On croyait les années 80 mortes et enterrées, juste bonnes à être des prétextes pour des compils beaufs. Mais depuis quelques années, certaines stars pop et new wave de l'époque font à nouveau parler d'elles. Cure, New Order, Echo and the Bunnymen et j'en passe, sont ainsi régulièrement cités comme références par la nouvelle vague rock. La filiation entre des groupes comme Interpol, Franz Ferdinand ou Bloc Party et leurs pairs est évidente. Mais loin d'être une redite, ce revival reprend certaines formules des années 80: basse mélodique, chant haché hérité du punk, synthés vintage, tout en insufflant une énergie et une fraîcheur très rock qu'on avait un peu perdues.
Les années 80 ont longtemps été considérées comme une décennie musicalement ingrate. Premièrement, car les poids-lourds des années 70 (Led Zeppelin, Pink Floyd, Supertramp...) ont un peu éclipsé, à nos yeux, les tendances musicales de l'époque (new wave, gothic, pop synthétique...) qui paraissaient, en comparaison, bien peu abouties et naïves. Deuxièmement, car une grande partie de la production musicale de l'époque n'est objectivement pas très intéressante, ni originale. Ce manque d'inspiration s'explique notamment par l'arrivée d'instruments numériques qui envahissent le marché à cette époque: synthés, boîtes à rythmes, séquenceurs .... Le premier synthé numérique vendu à un prix abordable (le célèbre Yamaha DX7 sorti en 1983) se retrouvera par exemple sur un nombre incalculable de disques, jusqu'à l'écoeurement. Dès lors, il semble logique que pendant un temps, les années 80 aient été synonymes de mauvaise qualité; on en retenait tout au plus quelques tubes sur lesquels il faisait bon se déhancher en fin de soirée genre «Final countdown» de Europe ou «L'aventurier» d'Indochine.
Mais cela a changé. Aujourd'hui, un groupe comme Interpol, qu'on compare à Joy Division (pour le chant et le look), tourne avec The Cure aux Etats-Unis. Bloc Party - dont l'excellent «Silent Alarm» a été élu disque de l'année par le New Musical Express - est autant influencé par My Bloody Valentine que par Echo and the Bunnymen pour la musique, alors que le chant incisif semble être celui d'un Robert Smith (chanteur et leader de The Cure) avec quelques années (et kilos) en moins.
Franz Ferdinand, qu'on a pu entendre cet été au Paléo, ne renie pas non plus l'héritage 80's: l'esprit des Talking Heads et d'Echo and the Bunnymen (dont l'album Corcupine de 1983 semble avoir été le disque de chevet d'une bonne partie du groupe) plane sur leur dernier jet «You could have it so much better». New Order, grâce au génial «Power, Corruption and Lies» sorti en 1983, a également eu une influence considérable sur le rock actuel: on lui doit rien de moins que l'invention de la techno.
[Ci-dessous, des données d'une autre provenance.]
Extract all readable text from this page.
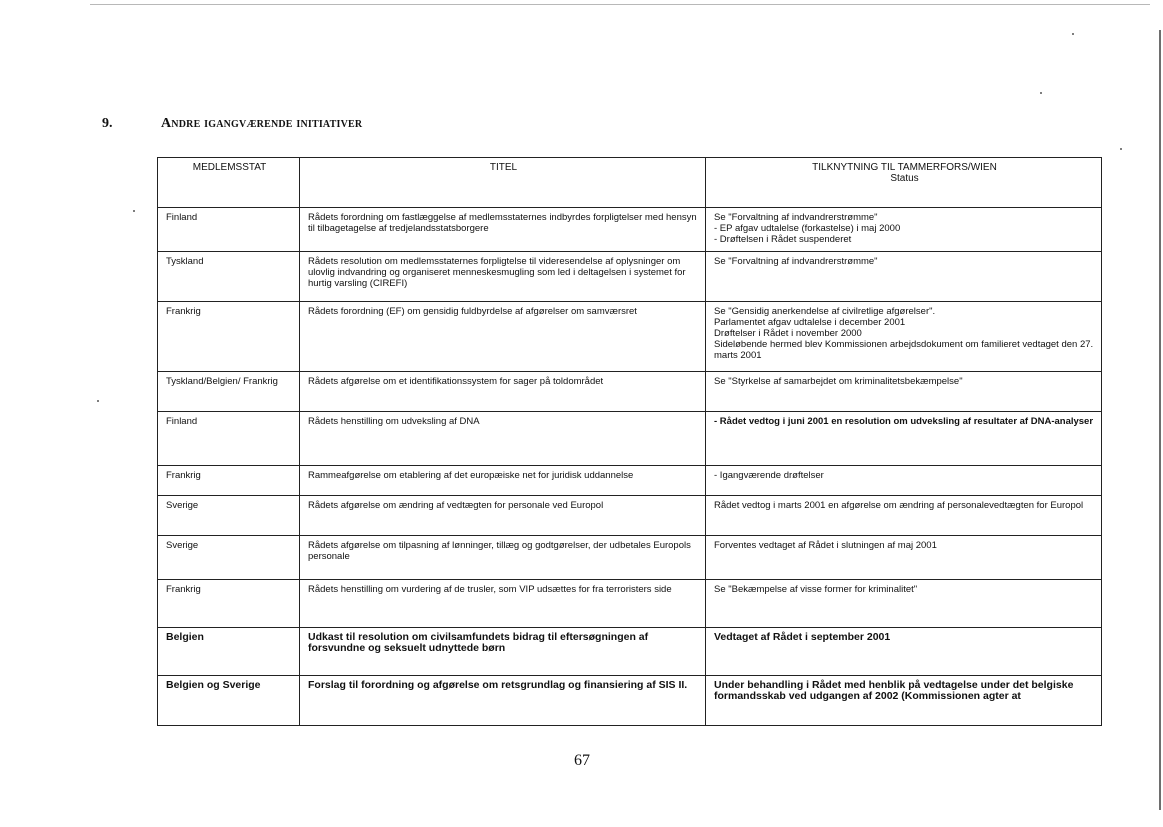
9.	Andre igangværende initiativer
MEDLEMSSTAT	TITEL	TILKNYTNING TIL TAMMERFORS/WIEN
Status

Finland	Rådets forordning om fastlæggelse af medlemsstaternes indbyrdes forpligtelser med hensyn til tilbagetagelse af tredjelandsstatsborgere	Se "Forvaltning af indvandrerstrømme"
- EP afgav udtalelse (forkastelse) i maj 2000
- Drøftelsen i Rådet suspenderet

Tyskland	Rådets resolution om medlemsstaternes forpligtelse til videresendelse af oplysninger om ulovlig indvandring og organiseret menneskesmugling som led i deltagelsen i systemet for hurtig varsling (CIREFI)	Se "Forvaltning af indvandrerstrømme"

Frankrig	Rådets forordning (EF) om gensidig fuldbyrdelse af afgørelser om samværsret	Se "Gensidig anerkendelse af civilretlige afgørelser".
Parlamentet afgav udtalelse i december 2001
Drøftelser i Rådet i november 2000
Sideløbende hermed blev Kommissionen arbejdsdokument om familieret vedtaget den 27. marts 2001

Tyskland/Belgien/ Frankrig	Rådets afgørelse om et identifikationssystem for sager på toldområdet	Se "Styrkelse af samarbejdet om kriminalitetsbekæmpelse"

Finland	Rådets henstilling om udveksling af DNA	- Rådet vedtog i juni 2001 en resolution om udveksling af resultater af DNA-analyser

Frankrig	Rammeafgørelse om etablering af det europæiske net for juridisk uddannelse	- Igangværende drøftelser

Sverige	Rådets afgørelse om ændring af vedtægten for personale ved Europol	Rådet vedtog i marts 2001 en afgørelse om ændring af personalevedtægten for Europol

Sverige	Rådets afgørelse om tilpasning af lønninger, tillæg og godtgørelser, der udbetales Europols personale	Forventes vedtaget af Rådet i slutningen af maj 2001

Frankrig	Rådets henstilling om vurdering af de trusler, som VIP udsættes for fra terroristers side	Se "Bekæmpelse af visse former for kriminalitet"

Belgien	Udkast til resolution om civilsamfundets bidrag til eftersøgningen af forsvundne og seksuelt udnyttede børn	Vedtaget af Rådet i september 2001

Belgien og Sverige	Forslag til forordning og afgørelse om retsgrundlag og finansiering af SIS II.	Under behandling i Rådet med henblik på vedtagelse under det belgiske formandsskab ved udgangen af 2002 (Kommissionen agter at
67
Cet album ouvrira également la voie aux croisements hybrides entre rythmiques dansantes et rock.
Echo and the Bunnymen:
«Corcupine» (Sire, 1983) pour le très disco «Back of love».new order: «Power, Corruption and Lies» (Factory records, 1983) parce que cet album a inventé la techno. A noter l'avant-gardiste «Ecstasy» avec ses voix trafiquée.
The Cure:
«Pornography» (Fiction Records, 1982). Un album dépouillé et colérique, considéré comme un des meilleurs albums du groupe.
Talking Heads:
«Remain in Light» (Sire Records, 1980). Album remarquable sur lequel collabore Brian Eno. L'image Arty et précieuse du groupe influencera des générations de musiciens jusqu'à Franz Ferdinand ou Interpol.
Joy Division:
«Closer» (Factory records 1980). La musique grave et minimaliste de ce groupe, devenu New Order à la mort de son chanteur en 1980, reste d'une troublante actualité à l'écoute de «Turn on the Bright Lights», le premier album d'Interpol.